A volcano that has erupted in the past is likely, on a long enough timeline, to erupt again, and the populations living on its flanks have a clear interest in knowing when. The scientific discipline of volcanic monitoring, which tries to convert that interest into concrete warnings, is only about a century old in its modern form. It combines geology, geochemistry, and seismology with a practical sense of how to communicate uncertainty to people whose lives may depend on the answer.

The earliest monitoring systems were purely visual. Observers stationed at the summit of Vesuvius from the 1840s onwards recorded the height of the lava column, the colour and density of the plume, and the arrival of ashfall. The notes are surprisingly informative: a modern volcanologist reading them can identify several eruption phases that would have required instruments to detect at the time. But visual observation misses everything that happens underground, and by the early twentieth century it was clear that the most useful warning signs appeared before any surface activity was visible.

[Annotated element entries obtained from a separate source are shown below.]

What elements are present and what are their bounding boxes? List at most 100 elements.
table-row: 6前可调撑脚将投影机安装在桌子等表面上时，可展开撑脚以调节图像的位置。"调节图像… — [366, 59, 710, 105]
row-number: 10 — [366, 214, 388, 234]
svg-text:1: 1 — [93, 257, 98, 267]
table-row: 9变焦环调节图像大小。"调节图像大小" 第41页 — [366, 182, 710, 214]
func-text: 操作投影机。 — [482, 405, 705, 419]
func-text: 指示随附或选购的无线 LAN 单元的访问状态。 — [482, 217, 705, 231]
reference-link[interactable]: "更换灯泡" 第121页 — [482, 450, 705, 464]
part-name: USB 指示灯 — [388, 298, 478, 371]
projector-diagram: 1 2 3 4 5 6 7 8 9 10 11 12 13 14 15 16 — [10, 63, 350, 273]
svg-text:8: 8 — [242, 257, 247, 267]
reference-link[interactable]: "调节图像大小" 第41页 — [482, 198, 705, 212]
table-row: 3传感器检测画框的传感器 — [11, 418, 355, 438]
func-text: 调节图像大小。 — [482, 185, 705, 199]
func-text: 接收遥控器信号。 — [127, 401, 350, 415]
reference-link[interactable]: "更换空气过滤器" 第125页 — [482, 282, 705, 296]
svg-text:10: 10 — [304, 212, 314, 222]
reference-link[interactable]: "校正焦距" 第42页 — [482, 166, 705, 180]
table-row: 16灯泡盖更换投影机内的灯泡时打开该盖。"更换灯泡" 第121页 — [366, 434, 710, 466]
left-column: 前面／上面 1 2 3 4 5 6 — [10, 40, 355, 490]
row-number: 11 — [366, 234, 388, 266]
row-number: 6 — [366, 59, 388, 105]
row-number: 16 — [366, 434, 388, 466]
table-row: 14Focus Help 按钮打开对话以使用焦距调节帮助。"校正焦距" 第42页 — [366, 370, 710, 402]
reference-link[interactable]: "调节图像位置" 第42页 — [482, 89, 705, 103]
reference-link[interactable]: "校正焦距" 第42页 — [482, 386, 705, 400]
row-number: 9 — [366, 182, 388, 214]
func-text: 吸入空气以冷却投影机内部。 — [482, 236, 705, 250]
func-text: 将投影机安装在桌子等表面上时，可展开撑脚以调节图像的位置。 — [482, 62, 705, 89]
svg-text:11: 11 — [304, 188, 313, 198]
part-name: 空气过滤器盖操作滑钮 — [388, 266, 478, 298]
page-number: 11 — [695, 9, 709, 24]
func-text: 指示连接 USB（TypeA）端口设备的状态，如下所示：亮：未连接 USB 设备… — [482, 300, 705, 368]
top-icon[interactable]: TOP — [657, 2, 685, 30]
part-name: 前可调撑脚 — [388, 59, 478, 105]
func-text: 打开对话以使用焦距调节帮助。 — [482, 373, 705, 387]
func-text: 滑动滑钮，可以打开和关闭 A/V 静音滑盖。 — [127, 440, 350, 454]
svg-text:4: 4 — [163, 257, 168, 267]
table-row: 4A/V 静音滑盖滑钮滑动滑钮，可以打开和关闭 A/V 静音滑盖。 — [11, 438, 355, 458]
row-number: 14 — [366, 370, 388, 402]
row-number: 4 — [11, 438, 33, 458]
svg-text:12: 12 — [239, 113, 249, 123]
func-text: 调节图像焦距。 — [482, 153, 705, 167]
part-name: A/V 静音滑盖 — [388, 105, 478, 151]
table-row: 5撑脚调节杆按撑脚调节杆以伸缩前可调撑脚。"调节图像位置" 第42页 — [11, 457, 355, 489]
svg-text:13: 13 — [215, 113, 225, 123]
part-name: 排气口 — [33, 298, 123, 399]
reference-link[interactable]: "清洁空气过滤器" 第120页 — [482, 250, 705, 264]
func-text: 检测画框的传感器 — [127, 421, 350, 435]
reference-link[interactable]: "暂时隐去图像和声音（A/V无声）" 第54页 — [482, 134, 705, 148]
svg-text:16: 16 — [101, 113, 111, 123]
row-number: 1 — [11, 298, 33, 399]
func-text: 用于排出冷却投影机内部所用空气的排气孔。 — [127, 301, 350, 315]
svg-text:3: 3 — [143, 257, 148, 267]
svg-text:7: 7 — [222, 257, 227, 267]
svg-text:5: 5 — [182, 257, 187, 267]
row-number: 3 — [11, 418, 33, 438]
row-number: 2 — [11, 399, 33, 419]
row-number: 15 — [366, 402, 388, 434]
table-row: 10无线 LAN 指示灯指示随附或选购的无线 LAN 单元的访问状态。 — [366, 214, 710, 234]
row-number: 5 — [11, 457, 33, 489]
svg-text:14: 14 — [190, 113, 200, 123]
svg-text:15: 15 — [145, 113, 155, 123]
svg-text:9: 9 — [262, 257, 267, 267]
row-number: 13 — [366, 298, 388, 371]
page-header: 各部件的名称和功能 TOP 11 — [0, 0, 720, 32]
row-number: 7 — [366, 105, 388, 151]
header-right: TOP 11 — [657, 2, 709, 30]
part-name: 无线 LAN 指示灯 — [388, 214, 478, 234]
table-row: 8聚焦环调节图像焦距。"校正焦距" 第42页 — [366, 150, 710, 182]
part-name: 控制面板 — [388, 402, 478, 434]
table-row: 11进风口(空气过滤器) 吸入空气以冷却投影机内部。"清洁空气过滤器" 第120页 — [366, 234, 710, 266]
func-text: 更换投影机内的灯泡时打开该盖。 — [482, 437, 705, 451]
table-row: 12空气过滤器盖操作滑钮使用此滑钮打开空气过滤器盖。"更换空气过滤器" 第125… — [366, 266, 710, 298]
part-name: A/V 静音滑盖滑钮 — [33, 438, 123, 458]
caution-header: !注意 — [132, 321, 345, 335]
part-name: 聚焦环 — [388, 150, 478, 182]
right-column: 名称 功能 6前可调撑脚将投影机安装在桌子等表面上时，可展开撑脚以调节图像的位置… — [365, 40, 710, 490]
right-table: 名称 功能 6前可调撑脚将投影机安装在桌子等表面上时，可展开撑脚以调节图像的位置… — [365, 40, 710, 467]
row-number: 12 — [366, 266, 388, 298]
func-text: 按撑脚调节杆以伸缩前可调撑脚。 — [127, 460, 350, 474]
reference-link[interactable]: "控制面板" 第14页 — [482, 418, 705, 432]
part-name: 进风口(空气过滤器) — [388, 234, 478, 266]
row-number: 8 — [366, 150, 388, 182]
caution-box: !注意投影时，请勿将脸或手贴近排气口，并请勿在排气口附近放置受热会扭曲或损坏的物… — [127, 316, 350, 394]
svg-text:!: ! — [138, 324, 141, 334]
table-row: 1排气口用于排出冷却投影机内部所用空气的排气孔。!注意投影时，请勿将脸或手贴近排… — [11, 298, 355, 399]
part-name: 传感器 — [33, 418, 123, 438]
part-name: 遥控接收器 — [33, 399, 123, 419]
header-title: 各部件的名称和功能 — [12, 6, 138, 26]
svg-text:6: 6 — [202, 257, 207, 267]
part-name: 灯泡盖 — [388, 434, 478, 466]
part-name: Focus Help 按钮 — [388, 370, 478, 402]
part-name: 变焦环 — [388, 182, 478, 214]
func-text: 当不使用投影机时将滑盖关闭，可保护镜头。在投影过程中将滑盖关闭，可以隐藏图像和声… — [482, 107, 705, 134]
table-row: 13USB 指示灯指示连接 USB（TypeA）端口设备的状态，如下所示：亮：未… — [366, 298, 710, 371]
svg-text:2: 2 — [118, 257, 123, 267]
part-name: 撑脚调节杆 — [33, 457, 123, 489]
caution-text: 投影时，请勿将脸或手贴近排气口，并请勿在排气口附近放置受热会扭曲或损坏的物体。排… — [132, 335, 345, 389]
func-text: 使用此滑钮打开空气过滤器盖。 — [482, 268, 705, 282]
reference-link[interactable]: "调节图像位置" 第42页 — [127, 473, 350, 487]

The first of these signs is seismicity. Magma rising through the crust fractures the surrounding rock and generates small earthquakes, most of them too weak to be felt. A network of seismographs positioned around a volcano can not only detect these events but triangulate their locations, allowing analysts to track the upward progress of the magma over days or weeks. The Italian volcanologist Andrea Moretti has described how a sequence of thousands of small earthquakes beneath Mount Etna in 2001 clearly marked the path of an ascending dyke before the summit activity began.

Ground deformation provides the second major channel. As magma accumulates at shallow depth, the volcano inflates measurably. Traditional instruments called tiltmeters can detect angular changes of a few microradians in the slope of the ground, and modern satellite-based radar, known as InSAR, can map deformation across an entire mountain with centimetre precision. Moretti's group uses a combination of both, on the argument that tiltmeters offer minute-by-minute temporal resolution while the satellite system offers much richer spatial detail.

Gas emissions carry a third kind of information. Sulphur dioxide, carbon dioxide, and a number of trace species escape from magma at different depths, and the ratios between them change as the magma rises. A sharp increase in the ratio of sulphur dioxide to carbon dioxide is often a sign that magma is now close to the surface and has lost much of the deep-sourced carbon that was present earlier. Instruments on aircraft, drones, or the rim of the crater itself can measure these gases continuously, though operating them near an active vent remains dangerous and occasionally fatal.

The combination of seismic, deformation, and gas data forms what Moretti calls the three-channel picture. No single channel is reliable by itself: a seismic swarm without deformation may simply reflect tectonic stress adjustments, and ground inflation without seismicity is sometimes caused by shallow hydrothermal fluids rather than magma. Only when all three channels move together, and continue to move, is there a strong case for an eruption warning. Even then, the scientific judgement must be combined with the population's willingness to act, which depends heavily on the memory of past events.

Communicating uncertainty has proved to be as difficult as measuring it. In 1984, the authorities at Rabaul in Papua New Guinea ordered a major evacuation based on intense seismicity, only to cancel it when the activity declined; when the volcano eventually erupted ten years later, the inhabitants had lost confidence in the warning system and fled too late. In contrast, the successful evacuation of Mount Pinatubo in the Philippines in 1991, which saved perhaps twenty thousand lives, succeeded partly because a video explaining the likely appearance of a catastrophic eruption was distributed to local leaders in the weeks before the event. The video gave the public a concrete image to match against the unfolding situation, rather than an abstract probability.

Different volcanoes require different watching. The so-called shield volcanoes of Hawaii produce effusive eruptions of fluid lava, dangerous to property but generally not to life, and their monitoring concentrates on predicting the location of new vents. The stratovolcanoes of the Pacific Rim, which include Pinatubo, Mount St Helens, and Mount Fuji, are more explosive and more dangerous, and their monitoring must detect the deep build-up of a large volume of gas-rich magma. Caldera systems, of which Yellowstone is the best-known example, present their own challenge: any single parameter on a caldera may appear alarming when compared with a typical volcano but is routine for a caldera. A ground inflation of thirty centimetres over a decade is catastrophic at Etna and unremarkable at Yellowstone.

The future of volcanic monitoring lies in combining more channels of data with automated pattern recognition. Machine-learning systems trained on the records of past eruptions have shown modest but real improvements in short-term forecasting, particularly in the hours and days before an imminent event. Moretti is cautious about the outcome. The current record of eruptions is short, in geological terms, and the algorithms have not been tested against the range of possible behaviours. What the new tools can do, on his account, is help human forecasters sift through a larger volume of data; they cannot substitute for the experienced judgement that is needed when a population is about to be told to leave their homes.